Seventh Swamphony Review

artist: Kalmah date: 06/17/2013 category: compact discs
Kalmah: Seventh Swamphony
Released: Jun 14, 2013
Genre: Melodic Death Metal
Label: Spinefarm Records
Number Of Tracks: 8
Love it or hate it, Kalmah's glittery melodic death metal does exactly what it says on the tin.
 Sound: 7
 Lyrics: 6
 Overall Impression: 7
 Overall rating:
 7.9 
 Reviewer rating:
 6.7 
 Users rating:
 9.1 
 Votes:
 34 
 Views:
 1,261 
review (1) 15 comments vote for this album:
overall: 6.7
Seventh Swamphony Reviewed by: UG Team, on june 17, 2013
2 of 11 people found this review helpful

Sound: It is with great difficulty that bands leave their mark on niche styles of music. When genre conventions are bound tightly, only subtleties can really set you apart, and this is especially true of metal despite its lack of delicacy.
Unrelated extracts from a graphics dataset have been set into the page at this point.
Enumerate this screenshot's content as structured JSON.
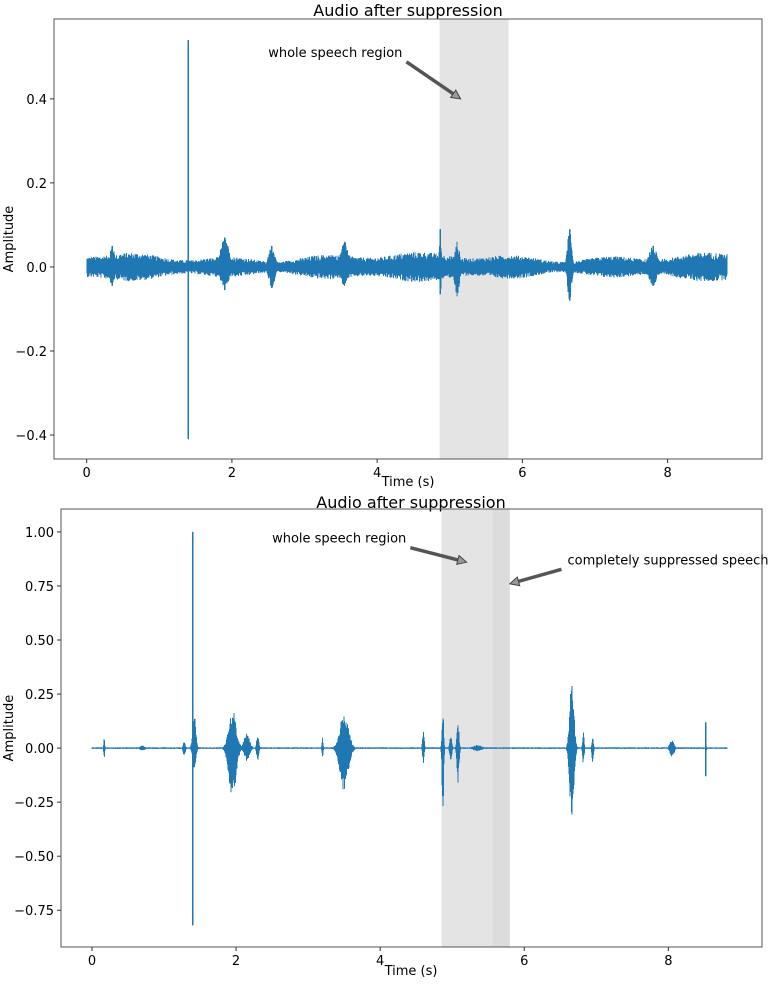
{
  "chart_data": [
    {
      "type": "line",
      "title": "Audio after suppression",
      "xlabel": "Time (s)",
      "ylabel": "Amplitude",
      "xlim": [
        -0.45,
        9.3
      ],
      "ylim": [
        -0.457,
        0.59
      ],
      "xticks": [
        "0",
        "2",
        "4",
        "6",
        "8"
      ],
      "xtick_values": [
        0,
        2,
        4,
        6,
        8
      ],
      "yticks": [
        "0.4",
        "0.2",
        "0.0",
        "−0.2",
        "−0.4"
      ],
      "ytick_values": [
        0.4,
        0.2,
        0.0,
        -0.2,
        -0.4
      ],
      "grid": false,
      "color": "#1f77b4",
      "duration": 8.82,
      "base_noise": 0.03,
      "events": [
        {
          "t": 1.4,
          "width": 0.004,
          "pos": 0.54,
          "neg": -0.41
        },
        {
          "t": 0.35,
          "width": 0.05,
          "pos": 0.05,
          "neg": -0.045
        },
        {
          "t": 1.9,
          "width": 0.08,
          "pos": 0.07,
          "neg": -0.055
        },
        {
          "t": 2.55,
          "width": 0.06,
          "pos": 0.05,
          "neg": -0.05
        },
        {
          "t": 3.55,
          "width": 0.08,
          "pos": 0.06,
          "neg": -0.045
        },
        {
          "t": 4.87,
          "width": 0.02,
          "pos": 0.09,
          "neg": -0.065
        },
        {
          "t": 5.1,
          "width": 0.05,
          "pos": 0.06,
          "neg": -0.07
        },
        {
          "t": 6.65,
          "width": 0.04,
          "pos": 0.09,
          "neg": -0.08
        },
        {
          "t": 7.8,
          "width": 0.08,
          "pos": 0.05,
          "neg": -0.045
        }
      ],
      "shaded_regions": [
        {
          "x0": 4.86,
          "x1": 5.81,
          "color": "#e4e4e4"
        }
      ],
      "annotations": [
        {
          "text": "whole speech region",
          "text_x": 2.5,
          "text_y": 0.5,
          "arrow_to_x": 5.15,
          "arrow_to_y": 0.4
        }
      ]
    },
    {
      "type": "line",
      "title": "Audio after suppression",
      "xlabel": "Time (s)",
      "ylabel": "Amplitude",
      "xlim": [
        -0.43,
        9.3
      ],
      "ylim": [
        -0.92,
        1.106
      ],
      "xticks": [
        "0",
        "2",
        "4",
        "6",
        "8"
      ],
      "xtick_values": [
        0,
        2,
        4,
        6,
        8
      ],
      "yticks": [
        "1.00",
        "0.75",
        "0.50",
        "0.25",
        "0.00",
        "−0.25",
        "−0.50",
        "−0.75"
      ],
      "ytick_values": [
        1.0,
        0.75,
        0.5,
        0.25,
        0.0,
        -0.25,
        -0.5,
        -0.75
      ],
      "grid": false,
      "color": "#1f77b4",
      "duration": 8.82,
      "base_noise": 0.004,
      "events": [
        {
          "t": 0.17,
          "width": 0.01,
          "pos": 0.05,
          "neg": -0.05
        },
        {
          "t": 0.7,
          "width": 0.05,
          "pos": 0.012,
          "neg": -0.012
        },
        {
          "t": 1.28,
          "width": 0.02,
          "pos": 0.03,
          "neg": -0.04
        },
        {
          "t": 1.4,
          "width": 0.004,
          "pos": 1.0,
          "neg": -0.82
        },
        {
          "t": 1.42,
          "width": 0.03,
          "pos": 0.17,
          "neg": -0.1
        },
        {
          "t": 1.95,
          "width": 0.07,
          "pos": 0.18,
          "neg": -0.24
        },
        {
          "t": 2.15,
          "width": 0.05,
          "pos": 0.07,
          "neg": -0.06
        },
        {
          "t": 2.3,
          "width": 0.02,
          "pos": 0.07,
          "neg": -0.06
        },
        {
          "t": 3.2,
          "width": 0.01,
          "pos": 0.06,
          "neg": -0.06
        },
        {
          "t": 3.5,
          "width": 0.08,
          "pos": 0.17,
          "neg": -0.2
        },
        {
          "t": 4.6,
          "width": 0.015,
          "pos": 0.1,
          "neg": -0.08
        },
        {
          "t": 4.87,
          "width": 0.015,
          "pos": 0.19,
          "neg": -0.36
        },
        {
          "t": 4.98,
          "width": 0.02,
          "pos": 0.06,
          "neg": -0.06
        },
        {
          "t": 5.08,
          "width": 0.02,
          "pos": 0.13,
          "neg": -0.16
        },
        {
          "t": 5.35,
          "width": 0.08,
          "pos": 0.015,
          "neg": -0.015
        },
        {
          "t": 6.66,
          "width": 0.04,
          "pos": 0.32,
          "neg": -0.34
        },
        {
          "t": 6.82,
          "width": 0.015,
          "pos": 0.08,
          "neg": -0.08
        },
        {
          "t": 6.95,
          "width": 0.015,
          "pos": 0.05,
          "neg": -0.07
        },
        {
          "t": 8.05,
          "width": 0.04,
          "pos": 0.04,
          "neg": -0.04
        },
        {
          "t": 8.52,
          "width": 0.006,
          "pos": 0.12,
          "neg": -0.13
        }
      ],
      "shaded_regions": [
        {
          "x0": 4.85,
          "x1": 5.56,
          "color": "#e4e4e4"
        },
        {
          "x0": 5.56,
          "x1": 5.8,
          "color": "#dcdcdc"
        }
      ],
      "annotations": [
        {
          "text": "whole speech region",
          "text_x": 2.5,
          "text_y": 0.95,
          "arrow_to_x": 5.2,
          "arrow_to_y": 0.86
        },
        {
          "text": "completely suppressed speech",
          "text_x": 6.6,
          "text_y": 0.85,
          "arrow_to_x": 5.8,
          "arrow_to_y": 0.76
        }
      ]
    }
  ]
}
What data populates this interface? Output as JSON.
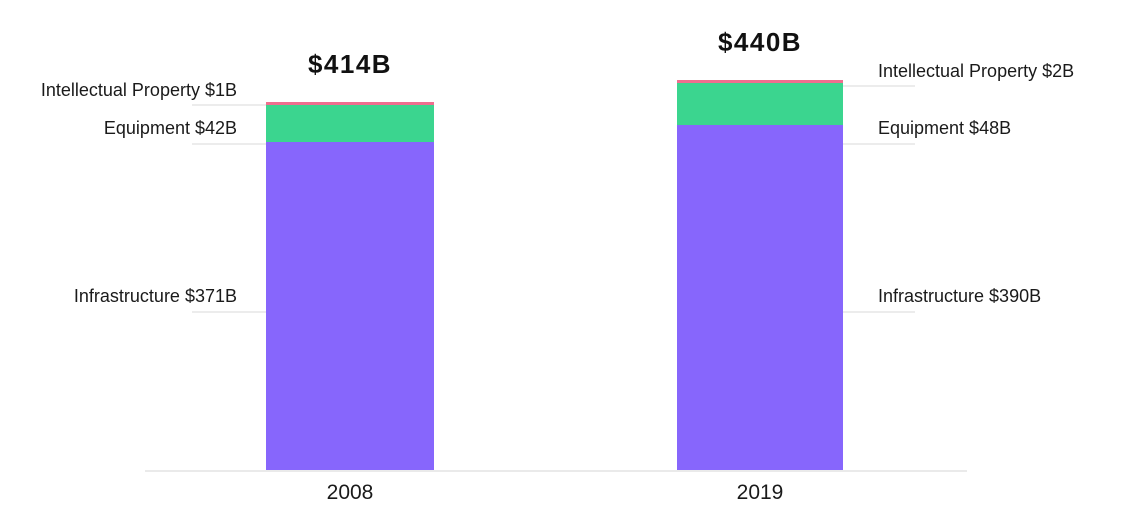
{
  "chart_data": {
    "type": "bar",
    "subtype": "stacked-vertical",
    "categories": [
      "2008",
      "2019"
    ],
    "series": [
      {
        "name": "Infrastructure",
        "values": [
          371,
          390
        ],
        "color": "#8766FC"
      },
      {
        "name": "Equipment",
        "values": [
          42,
          48
        ],
        "color": "#3BD58F"
      },
      {
        "name": "Intellectual Property",
        "values": [
          1,
          2
        ],
        "color": "#F06E8F"
      }
    ],
    "totals": [
      414,
      440
    ],
    "total_labels": [
      "$414B",
      "$440B"
    ],
    "value_unit": "$ billions",
    "ylim": [
      0,
      440
    ],
    "grid": false,
    "legend_position": "none-direct-callout-labels",
    "axis_line_color": "#eaeaea",
    "leader_line_color": "#ececec",
    "text_color": "#1a1a1a"
  },
  "bars": [
    {
      "category": "2008",
      "total_label": "$414B",
      "label_side": "left",
      "labels": {
        "intellectual_property": "Intellectual Property $1B",
        "equipment": "Equipment $42B",
        "infrastructure": "Infrastructure $371B"
      }
    },
    {
      "category": "2019",
      "total_label": "$440B",
      "label_side": "right",
      "labels": {
        "intellectual_property": "Intellectual Property $2B",
        "equipment": "Equipment $48B",
        "infrastructure": "Infrastructure $390B"
      }
    }
  ]
}
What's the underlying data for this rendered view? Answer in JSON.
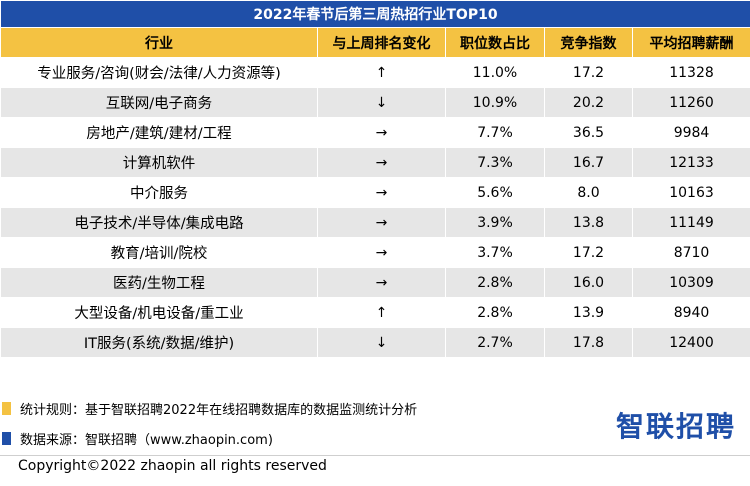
{
  "table": {
    "title": "2022年春节后第三周热招行业TOP10",
    "headers": [
      "行业",
      "与上周排名变化",
      "职位数占比",
      "竞争指数",
      "平均招聘薪酬"
    ],
    "rows": [
      [
        "专业服务/咨询(财会/法律/人力资源等)",
        "↑",
        "11.0%",
        "17.2",
        "11328"
      ],
      [
        "互联网/电子商务",
        "↓",
        "10.9%",
        "20.2",
        "11260"
      ],
      [
        "房地产/建筑/建材/工程",
        "→",
        "7.7%",
        "36.5",
        "9984"
      ],
      [
        "计算机软件",
        "→",
        "7.3%",
        "16.7",
        "12133"
      ],
      [
        "中介服务",
        "→",
        "5.6%",
        "8.0",
        "10163"
      ],
      [
        "电子技术/半导体/集成电路",
        "→",
        "3.9%",
        "13.8",
        "11149"
      ],
      [
        "教育/培训/院校",
        "→",
        "3.7%",
        "17.2",
        "8710"
      ],
      [
        "医药/生物工程",
        "→",
        "2.8%",
        "16.0",
        "10309"
      ],
      [
        "大型设备/机电设备/重工业",
        "↑",
        "2.8%",
        "13.9",
        "8940"
      ],
      [
        "IT服务(系统/数据/维护)",
        "↓",
        "2.7%",
        "17.8",
        "12400"
      ]
    ]
  },
  "notes": {
    "rule": "统计规则：基于智联招聘2022年在线招聘数据库的数据监测统计分析",
    "source": "数据来源：智联招聘（www.zhaopin.com)"
  },
  "logo": "智联招聘",
  "copyright": "Copyright©2022 zhaopin all rights reserved",
  "colors": {
    "header_blue": "#1f4fa8",
    "header_yellow": "#f4c242",
    "stripe_gray": "#e6e6e6"
  }
}
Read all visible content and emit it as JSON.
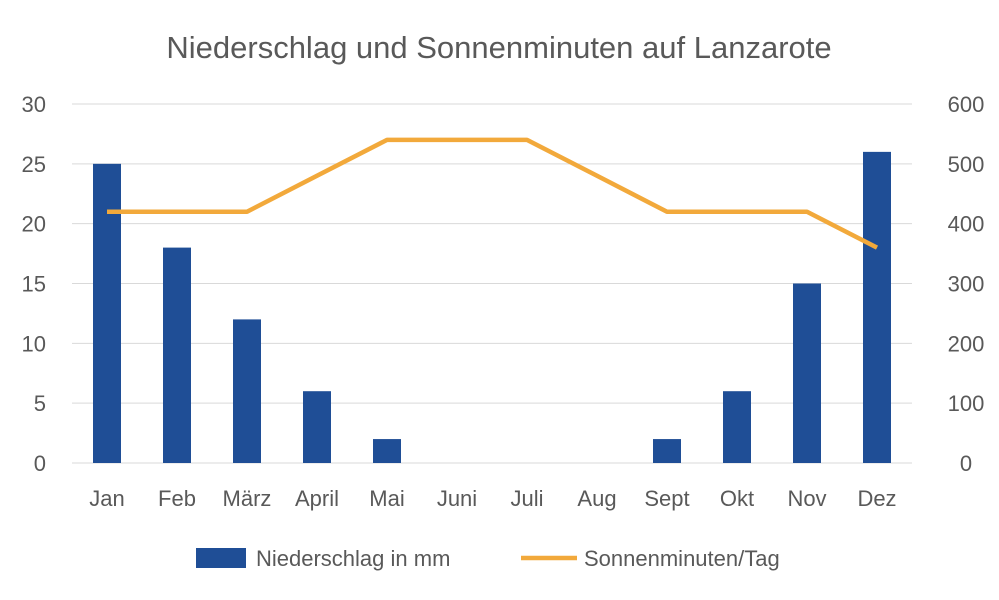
{
  "chart_data": {
    "type": "bar",
    "title": "Niederschlag und Sonnenminuten auf Lanzarote",
    "categories": [
      "Jan",
      "Feb",
      "März",
      "April",
      "Mai",
      "Juni",
      "Juli",
      "Aug",
      "Sept",
      "Okt",
      "Nov",
      "Dez"
    ],
    "series": [
      {
        "name": "Niederschlag in mm",
        "type": "bar",
        "axis": "left",
        "color": "#1f4e96",
        "values": [
          25,
          18,
          12,
          6,
          2,
          0,
          0,
          0,
          2,
          6,
          15,
          26
        ]
      },
      {
        "name": "Sonnenminuten/Tag",
        "type": "line",
        "axis": "right",
        "color": "#f2a93b",
        "values": [
          420,
          420,
          420,
          480,
          540,
          540,
          540,
          480,
          420,
          420,
          420,
          360
        ]
      }
    ],
    "y_left": {
      "min": 0,
      "max": 30,
      "ticks": [
        0,
        5,
        10,
        15,
        20,
        25,
        30
      ]
    },
    "y_right": {
      "min": 0,
      "max": 600,
      "ticks": [
        0,
        100,
        200,
        300,
        400,
        500,
        600
      ]
    },
    "grid": true,
    "legend_position": "bottom"
  }
}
Unfortunately Finland's Kalmah chose melodic death metal, a niche that has progressed very little in the past decade and "Seventh Swamphony" makes no claim to turn the genre on its head. It's their seventh album, their seventh in the same style and their seventh with a mostly stable lineup. We can't be sure that the previous six were all about swamps. They specialise in the glitzy Finnish variety of melodic death, thundering up and down the natural minor scale with constantly moving lead guitar and campy keyboard bringing up the rear. New man behind the keys Veli-Matti Kananen has brought some new presets with him as well, theatrically punctuating blastbeats with organ stabs and cheerfully sprinkling his fairy dust on seven-minute centrepiece "Hollo." The album sounds thick and heavy despite the guitar leads, which are incredibly fidgety and insist on being uber-melodic from start to finish. The sound is big because Kalmah have something going for them that 86 million* other "melodeath" bands don't: a mixing job from Jens Bogren. The experienced engineer, who produces many of Scandinavia's most famous metal exports, gets the best sound out of everybody and turns ordinary closer "The Trapper" into something vaguely enjoyable, while the high-octane "Pikemaster" wouldn't be the highlight it is without his contribution. Musically, next to nothing has changed for Kalmah since 2000's "Swamplord" but Bogren at least ensures that they're getting the most bang for their buck. *Figures accurate at time of writing. // 7

Lyrics: It would be disingenuous to attempt a proper lyrical analysis without any access to the words Pekka Kokko's bellow and shriek is not the easiest to understand but we can infer from the wordplay in the title that the band care far more about music than lyrics. // 6

Overall Impression: Not every band can change the world, and it doesn't look like this one particularly wants to. That in itself is no problem but music that relies on melody (rather than, say, a distinctive vocalist) has to stay fresh somehow. How memorable can a tune be if it's followed by another one 10 seconds later, and another after that, and six more before the end of the track? "Seventh Swamphony" is so oversaturated with melody on the same scale that it would be quite difficult to get through were it any longer. There's no reason to expect Kalmah to change, but perhaps they would do well to take up a more subtle approach to their craft because it's getting rather stale.